Что до меня, я решил сэкономить на позывах ко сну и приберечь их до ночи. Страхи, испытанные днем, слишком часто отгоняют сон вечером, и, если вам посчастливилось отложить про запас какое-то количество блаженства, вы будете форменным идиотом, досрочно промотав его на бесполезную дремоту. Все — на ночь! Таков мой девиз! Надо постоянно думать о ночи. Когда тебя приглашают на обед, выбери момент и вновь нагуляй себе аппетит.
Мы воспользовались всеобщей оторопью и слиняли. Втроем мы тихонько улизнули, стараясь не потревожить осоловелых гостей, предавшихся приятной дреме вокруг аккордеона хозяйки. Глаза у нее, размягченные музыкой, слипались в поисках темноты. «До скорого!» — бросила нам она, когда мы пробирались мимо, и ее улыбка перешла в сон.
Мы втроем ушли недалеко, только до присмотренного мной заранее места, где река делает колено между двумя рядами тополей, больших островерхих тополей. Оттуда открывается вид на всю долину и даже на городок в глубине ее, сгрудившийся вокруг колокольни, вбитой, как гвоздь, в багровость неба.

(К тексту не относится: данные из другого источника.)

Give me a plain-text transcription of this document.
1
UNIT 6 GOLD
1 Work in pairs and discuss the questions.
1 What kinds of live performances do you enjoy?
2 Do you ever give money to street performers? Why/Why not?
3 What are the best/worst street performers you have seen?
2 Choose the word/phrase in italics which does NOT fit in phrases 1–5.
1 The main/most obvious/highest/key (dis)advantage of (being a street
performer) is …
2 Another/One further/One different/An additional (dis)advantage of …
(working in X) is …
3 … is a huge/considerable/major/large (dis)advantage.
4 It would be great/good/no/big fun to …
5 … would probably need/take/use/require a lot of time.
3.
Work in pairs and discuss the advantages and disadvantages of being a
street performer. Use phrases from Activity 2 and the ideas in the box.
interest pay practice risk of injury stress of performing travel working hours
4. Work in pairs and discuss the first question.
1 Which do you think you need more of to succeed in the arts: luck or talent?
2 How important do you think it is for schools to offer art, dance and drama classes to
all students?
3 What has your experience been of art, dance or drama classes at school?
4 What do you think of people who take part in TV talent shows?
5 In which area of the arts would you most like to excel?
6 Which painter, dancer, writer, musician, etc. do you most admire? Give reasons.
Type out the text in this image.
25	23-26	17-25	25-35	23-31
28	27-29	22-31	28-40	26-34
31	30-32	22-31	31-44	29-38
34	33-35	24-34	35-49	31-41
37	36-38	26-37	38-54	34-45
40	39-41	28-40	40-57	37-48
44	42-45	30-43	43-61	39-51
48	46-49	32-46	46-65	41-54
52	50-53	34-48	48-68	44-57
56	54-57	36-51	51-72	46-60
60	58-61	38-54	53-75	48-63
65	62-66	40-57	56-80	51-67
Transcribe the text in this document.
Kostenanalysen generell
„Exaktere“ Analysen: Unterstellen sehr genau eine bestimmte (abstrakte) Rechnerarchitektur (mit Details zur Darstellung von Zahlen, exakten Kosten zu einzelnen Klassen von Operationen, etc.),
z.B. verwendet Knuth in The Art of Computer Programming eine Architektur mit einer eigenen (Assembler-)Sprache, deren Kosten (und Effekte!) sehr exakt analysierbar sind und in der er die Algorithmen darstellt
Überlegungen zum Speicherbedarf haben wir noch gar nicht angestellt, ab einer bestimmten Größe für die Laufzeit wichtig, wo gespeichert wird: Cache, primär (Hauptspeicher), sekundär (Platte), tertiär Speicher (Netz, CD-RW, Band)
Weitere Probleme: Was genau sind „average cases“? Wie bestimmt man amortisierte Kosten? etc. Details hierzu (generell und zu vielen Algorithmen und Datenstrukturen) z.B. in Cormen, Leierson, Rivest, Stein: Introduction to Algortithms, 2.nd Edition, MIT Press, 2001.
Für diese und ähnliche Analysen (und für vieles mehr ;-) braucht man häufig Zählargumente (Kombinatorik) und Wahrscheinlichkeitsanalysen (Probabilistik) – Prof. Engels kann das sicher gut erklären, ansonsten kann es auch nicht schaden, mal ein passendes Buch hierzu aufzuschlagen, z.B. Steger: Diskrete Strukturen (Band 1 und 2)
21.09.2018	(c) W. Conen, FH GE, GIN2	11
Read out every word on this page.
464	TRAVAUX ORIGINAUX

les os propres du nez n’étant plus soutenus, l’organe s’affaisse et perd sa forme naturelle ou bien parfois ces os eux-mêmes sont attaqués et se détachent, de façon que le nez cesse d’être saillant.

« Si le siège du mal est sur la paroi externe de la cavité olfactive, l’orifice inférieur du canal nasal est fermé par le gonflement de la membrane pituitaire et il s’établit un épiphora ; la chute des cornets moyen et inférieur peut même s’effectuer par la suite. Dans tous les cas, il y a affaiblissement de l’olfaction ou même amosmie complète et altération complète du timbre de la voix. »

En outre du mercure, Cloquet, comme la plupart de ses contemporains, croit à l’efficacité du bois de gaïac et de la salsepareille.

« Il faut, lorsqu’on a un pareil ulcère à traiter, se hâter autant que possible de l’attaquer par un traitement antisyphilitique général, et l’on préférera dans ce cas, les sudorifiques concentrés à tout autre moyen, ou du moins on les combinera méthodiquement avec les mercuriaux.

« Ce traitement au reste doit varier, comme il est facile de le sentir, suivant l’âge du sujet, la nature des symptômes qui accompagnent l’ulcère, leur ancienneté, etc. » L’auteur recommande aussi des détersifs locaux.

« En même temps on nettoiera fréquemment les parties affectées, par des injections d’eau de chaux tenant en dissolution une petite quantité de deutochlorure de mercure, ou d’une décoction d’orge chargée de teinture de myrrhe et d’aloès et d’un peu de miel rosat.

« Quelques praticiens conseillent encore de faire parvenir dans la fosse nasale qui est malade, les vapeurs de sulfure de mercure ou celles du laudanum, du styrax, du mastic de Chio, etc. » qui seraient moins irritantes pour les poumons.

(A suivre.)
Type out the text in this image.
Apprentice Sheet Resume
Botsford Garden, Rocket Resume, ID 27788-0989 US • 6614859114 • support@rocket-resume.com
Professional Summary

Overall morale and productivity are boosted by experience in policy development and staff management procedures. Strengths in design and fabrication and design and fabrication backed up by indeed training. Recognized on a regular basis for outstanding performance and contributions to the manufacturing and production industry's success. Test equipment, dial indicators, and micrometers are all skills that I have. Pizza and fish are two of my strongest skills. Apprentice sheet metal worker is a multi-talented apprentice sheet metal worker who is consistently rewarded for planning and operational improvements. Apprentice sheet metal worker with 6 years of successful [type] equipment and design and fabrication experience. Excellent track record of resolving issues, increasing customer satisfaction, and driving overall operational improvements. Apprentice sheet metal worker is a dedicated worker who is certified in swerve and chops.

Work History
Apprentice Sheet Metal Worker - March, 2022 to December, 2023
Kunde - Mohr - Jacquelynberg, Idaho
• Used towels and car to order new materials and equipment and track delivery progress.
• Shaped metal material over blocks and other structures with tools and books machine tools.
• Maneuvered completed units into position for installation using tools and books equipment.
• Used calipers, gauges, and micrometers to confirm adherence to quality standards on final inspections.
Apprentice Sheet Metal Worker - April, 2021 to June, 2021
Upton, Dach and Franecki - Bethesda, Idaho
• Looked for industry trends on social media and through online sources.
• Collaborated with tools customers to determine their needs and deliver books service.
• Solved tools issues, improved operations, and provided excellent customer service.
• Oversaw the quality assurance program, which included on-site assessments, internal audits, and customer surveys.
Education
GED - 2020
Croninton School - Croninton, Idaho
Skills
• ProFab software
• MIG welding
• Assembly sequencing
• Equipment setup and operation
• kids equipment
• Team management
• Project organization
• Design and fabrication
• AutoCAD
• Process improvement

— Когда у нас обратный поезд? — разом встревожилась Мадлон.
— Не паникуй! — успокоил ее Робинзон. — Мы же договорились: нас подбросят на машине… Хозяин сказал, у них есть машина.
Мадлон замолчала. Довольство настраивало ее на задумчивость. Еще бы! Такой удачный день.
— А как твои глаза, Леон? — осведомилась она.
— Гораздо лучше. Я не хотел тебе говорить — не был уверен, но, по-моему, особенно левым, я даже мог сосчитать, сколько на столе бутылок. А ведь я порядком принял, заметила? Эх, ну и винцо!
— Левый — это со стороны сердца, — обрадовалась Мадлон. Она — это и понятно — была страшно довольна, что у него лучше с глазами. — Тогда давай поцелуемся, — предложила она.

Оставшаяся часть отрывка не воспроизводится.